The note’s authors alluded to the potential reasons for the decrease in the lower-value total payments, including transparency, organizational restrictions on industry interactions, or decreased direct-to-physician marketing. The authors went on to not that the physicians who received the higher value of total payments continuing to receive similar (or greater) amounts may reflect an “evolving industry strategy that concentrates payments, for which greater return on investment is anticipated.”

It is important to note, however, a research letter is not peer reviewed, thus the statements should be taken with a grain of salt.

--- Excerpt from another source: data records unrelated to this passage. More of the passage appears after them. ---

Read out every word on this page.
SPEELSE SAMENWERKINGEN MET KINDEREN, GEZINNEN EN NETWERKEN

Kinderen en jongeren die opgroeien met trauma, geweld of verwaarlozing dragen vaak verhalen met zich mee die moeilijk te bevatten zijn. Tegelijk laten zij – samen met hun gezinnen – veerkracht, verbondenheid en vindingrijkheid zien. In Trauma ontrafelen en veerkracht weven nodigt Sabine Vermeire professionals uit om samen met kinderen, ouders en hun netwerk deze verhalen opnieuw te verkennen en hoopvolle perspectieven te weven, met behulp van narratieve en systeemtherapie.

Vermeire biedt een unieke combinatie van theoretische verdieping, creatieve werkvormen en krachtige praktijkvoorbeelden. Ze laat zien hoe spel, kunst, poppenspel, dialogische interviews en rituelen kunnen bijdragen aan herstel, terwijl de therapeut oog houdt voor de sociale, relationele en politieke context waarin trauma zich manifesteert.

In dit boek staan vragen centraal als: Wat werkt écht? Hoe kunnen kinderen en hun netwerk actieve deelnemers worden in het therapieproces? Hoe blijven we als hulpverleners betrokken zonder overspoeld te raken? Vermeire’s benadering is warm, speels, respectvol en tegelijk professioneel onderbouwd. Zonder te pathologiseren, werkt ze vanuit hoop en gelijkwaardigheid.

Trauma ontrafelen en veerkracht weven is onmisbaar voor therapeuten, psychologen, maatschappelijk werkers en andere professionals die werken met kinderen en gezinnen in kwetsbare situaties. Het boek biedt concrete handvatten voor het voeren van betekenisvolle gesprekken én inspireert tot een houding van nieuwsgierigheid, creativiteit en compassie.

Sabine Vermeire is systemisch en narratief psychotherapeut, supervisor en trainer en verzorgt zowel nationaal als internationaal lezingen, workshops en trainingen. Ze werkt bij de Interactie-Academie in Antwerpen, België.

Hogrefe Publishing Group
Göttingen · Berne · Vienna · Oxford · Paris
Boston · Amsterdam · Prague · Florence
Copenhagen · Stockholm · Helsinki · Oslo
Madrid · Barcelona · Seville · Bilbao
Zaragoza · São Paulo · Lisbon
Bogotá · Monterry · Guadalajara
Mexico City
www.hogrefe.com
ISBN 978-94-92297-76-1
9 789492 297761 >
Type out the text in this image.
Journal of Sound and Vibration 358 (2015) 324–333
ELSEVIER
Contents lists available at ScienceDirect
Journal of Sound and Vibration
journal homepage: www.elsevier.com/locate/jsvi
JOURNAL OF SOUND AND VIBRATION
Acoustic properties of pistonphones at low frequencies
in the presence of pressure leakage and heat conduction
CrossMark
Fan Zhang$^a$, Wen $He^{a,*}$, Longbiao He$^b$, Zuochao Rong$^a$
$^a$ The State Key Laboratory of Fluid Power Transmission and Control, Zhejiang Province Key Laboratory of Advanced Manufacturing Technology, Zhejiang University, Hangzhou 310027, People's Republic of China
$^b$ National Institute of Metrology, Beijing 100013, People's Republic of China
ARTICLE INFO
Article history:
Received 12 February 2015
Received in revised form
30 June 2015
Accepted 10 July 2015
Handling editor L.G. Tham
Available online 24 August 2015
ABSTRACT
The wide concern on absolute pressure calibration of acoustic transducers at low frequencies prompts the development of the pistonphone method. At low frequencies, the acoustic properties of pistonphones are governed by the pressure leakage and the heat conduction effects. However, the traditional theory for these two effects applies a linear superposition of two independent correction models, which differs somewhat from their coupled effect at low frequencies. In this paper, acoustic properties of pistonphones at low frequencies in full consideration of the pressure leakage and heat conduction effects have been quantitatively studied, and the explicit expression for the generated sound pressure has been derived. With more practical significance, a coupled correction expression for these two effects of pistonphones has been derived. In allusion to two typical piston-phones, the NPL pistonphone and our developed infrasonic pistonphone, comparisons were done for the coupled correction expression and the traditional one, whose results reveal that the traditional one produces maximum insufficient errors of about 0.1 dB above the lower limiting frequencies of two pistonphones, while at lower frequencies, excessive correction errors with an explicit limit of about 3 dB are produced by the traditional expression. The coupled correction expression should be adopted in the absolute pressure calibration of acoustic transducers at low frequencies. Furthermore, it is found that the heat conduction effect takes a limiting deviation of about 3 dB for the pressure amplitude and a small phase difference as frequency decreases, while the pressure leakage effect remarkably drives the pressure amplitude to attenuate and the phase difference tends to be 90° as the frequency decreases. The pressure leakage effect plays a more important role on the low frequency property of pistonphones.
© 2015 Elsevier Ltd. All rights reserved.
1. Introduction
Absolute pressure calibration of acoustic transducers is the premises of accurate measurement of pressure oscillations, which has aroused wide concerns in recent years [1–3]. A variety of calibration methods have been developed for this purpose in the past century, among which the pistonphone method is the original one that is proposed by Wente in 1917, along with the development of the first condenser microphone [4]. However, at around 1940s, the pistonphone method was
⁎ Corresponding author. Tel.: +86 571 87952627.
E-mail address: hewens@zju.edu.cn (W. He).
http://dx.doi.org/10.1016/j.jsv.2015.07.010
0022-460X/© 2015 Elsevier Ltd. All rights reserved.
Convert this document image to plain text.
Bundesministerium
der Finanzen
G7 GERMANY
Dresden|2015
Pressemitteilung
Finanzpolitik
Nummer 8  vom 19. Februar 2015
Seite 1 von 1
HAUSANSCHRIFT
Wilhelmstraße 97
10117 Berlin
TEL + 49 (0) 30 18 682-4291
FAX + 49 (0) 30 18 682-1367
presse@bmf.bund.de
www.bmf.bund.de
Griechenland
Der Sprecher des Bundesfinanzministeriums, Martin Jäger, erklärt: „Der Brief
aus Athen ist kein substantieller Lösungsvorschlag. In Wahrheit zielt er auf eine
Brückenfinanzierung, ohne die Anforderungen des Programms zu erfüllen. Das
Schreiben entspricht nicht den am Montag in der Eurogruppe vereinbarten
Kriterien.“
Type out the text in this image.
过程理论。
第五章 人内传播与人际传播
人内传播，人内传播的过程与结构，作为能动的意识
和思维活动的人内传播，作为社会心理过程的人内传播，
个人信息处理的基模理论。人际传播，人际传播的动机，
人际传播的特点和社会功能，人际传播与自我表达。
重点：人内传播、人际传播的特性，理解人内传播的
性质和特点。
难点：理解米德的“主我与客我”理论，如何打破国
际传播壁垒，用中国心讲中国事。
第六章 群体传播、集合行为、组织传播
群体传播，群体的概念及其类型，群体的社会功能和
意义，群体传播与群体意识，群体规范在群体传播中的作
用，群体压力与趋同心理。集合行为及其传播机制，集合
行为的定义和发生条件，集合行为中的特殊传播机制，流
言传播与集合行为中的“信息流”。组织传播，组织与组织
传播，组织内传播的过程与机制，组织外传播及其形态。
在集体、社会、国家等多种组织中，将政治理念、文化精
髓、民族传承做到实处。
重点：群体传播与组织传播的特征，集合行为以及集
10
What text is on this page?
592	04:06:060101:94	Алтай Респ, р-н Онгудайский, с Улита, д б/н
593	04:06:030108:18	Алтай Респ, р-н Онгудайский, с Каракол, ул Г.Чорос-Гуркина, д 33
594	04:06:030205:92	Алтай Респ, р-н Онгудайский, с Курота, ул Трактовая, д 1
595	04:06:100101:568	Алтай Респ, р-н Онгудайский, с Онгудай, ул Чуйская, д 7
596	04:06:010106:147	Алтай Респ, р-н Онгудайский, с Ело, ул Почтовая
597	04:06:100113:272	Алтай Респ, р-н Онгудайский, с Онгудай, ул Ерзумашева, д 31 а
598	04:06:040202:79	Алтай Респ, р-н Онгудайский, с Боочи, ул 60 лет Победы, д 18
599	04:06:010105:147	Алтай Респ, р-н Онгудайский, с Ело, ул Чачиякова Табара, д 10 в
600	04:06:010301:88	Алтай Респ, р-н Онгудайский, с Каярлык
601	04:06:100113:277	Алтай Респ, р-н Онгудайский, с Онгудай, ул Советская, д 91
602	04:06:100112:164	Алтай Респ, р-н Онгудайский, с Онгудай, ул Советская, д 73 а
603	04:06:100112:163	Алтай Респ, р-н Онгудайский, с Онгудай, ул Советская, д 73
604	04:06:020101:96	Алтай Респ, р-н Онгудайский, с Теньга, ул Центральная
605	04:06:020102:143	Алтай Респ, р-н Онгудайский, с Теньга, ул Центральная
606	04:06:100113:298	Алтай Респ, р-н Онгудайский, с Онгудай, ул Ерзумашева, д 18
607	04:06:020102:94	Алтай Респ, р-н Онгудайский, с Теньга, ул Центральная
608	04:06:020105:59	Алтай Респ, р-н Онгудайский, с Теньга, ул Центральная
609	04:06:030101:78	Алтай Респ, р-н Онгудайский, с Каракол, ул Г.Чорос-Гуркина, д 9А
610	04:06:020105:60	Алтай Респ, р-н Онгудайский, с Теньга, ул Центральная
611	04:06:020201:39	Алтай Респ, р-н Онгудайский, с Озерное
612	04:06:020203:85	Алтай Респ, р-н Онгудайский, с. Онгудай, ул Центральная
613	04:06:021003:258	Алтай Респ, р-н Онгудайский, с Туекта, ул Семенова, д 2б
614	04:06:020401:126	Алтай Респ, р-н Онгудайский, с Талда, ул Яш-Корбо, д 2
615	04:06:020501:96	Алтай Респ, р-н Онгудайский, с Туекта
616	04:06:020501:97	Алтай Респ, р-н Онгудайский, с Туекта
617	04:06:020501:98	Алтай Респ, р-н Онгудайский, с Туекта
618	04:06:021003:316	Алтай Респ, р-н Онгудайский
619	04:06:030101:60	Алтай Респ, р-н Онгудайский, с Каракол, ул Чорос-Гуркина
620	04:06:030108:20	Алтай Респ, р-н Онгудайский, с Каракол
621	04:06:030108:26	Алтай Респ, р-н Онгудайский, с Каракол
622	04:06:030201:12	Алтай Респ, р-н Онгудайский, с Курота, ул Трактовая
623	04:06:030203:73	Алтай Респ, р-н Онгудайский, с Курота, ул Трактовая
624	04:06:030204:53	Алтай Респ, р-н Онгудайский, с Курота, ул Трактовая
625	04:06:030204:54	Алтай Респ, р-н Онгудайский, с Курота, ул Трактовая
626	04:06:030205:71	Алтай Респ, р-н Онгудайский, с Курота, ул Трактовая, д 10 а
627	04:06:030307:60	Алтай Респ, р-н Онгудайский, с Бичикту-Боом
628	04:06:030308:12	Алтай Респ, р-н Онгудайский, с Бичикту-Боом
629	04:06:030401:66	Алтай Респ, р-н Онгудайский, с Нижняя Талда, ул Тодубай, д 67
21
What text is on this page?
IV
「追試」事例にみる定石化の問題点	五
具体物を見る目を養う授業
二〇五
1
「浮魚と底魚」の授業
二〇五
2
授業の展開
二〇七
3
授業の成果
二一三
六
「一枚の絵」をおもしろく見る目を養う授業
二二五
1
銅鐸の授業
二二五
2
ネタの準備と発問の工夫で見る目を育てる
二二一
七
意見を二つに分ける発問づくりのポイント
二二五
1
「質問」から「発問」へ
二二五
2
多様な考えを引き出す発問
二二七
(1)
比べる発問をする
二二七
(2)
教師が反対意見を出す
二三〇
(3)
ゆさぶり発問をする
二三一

An editorial article in the same issue of JAMA also called for a “need to revisit current fraud and abuse laws to be able to more appropriately respond to the range of inducements, both positive and negative, that influence medical decision-making.” Carmel Shachar, JD, MPH, and Gregory Curfman, MD, believe that “current and future approaches should move away from policing all inducements to considering the specific purposes for these inducements as the triggers for regulation and oversight.” Shachar and Curfman acknowledged that using financial incentives to induce medical decisions is not inherently suspect, and that instead fraud and abuse laws should be revised to “better address payments that drive up health care spending.”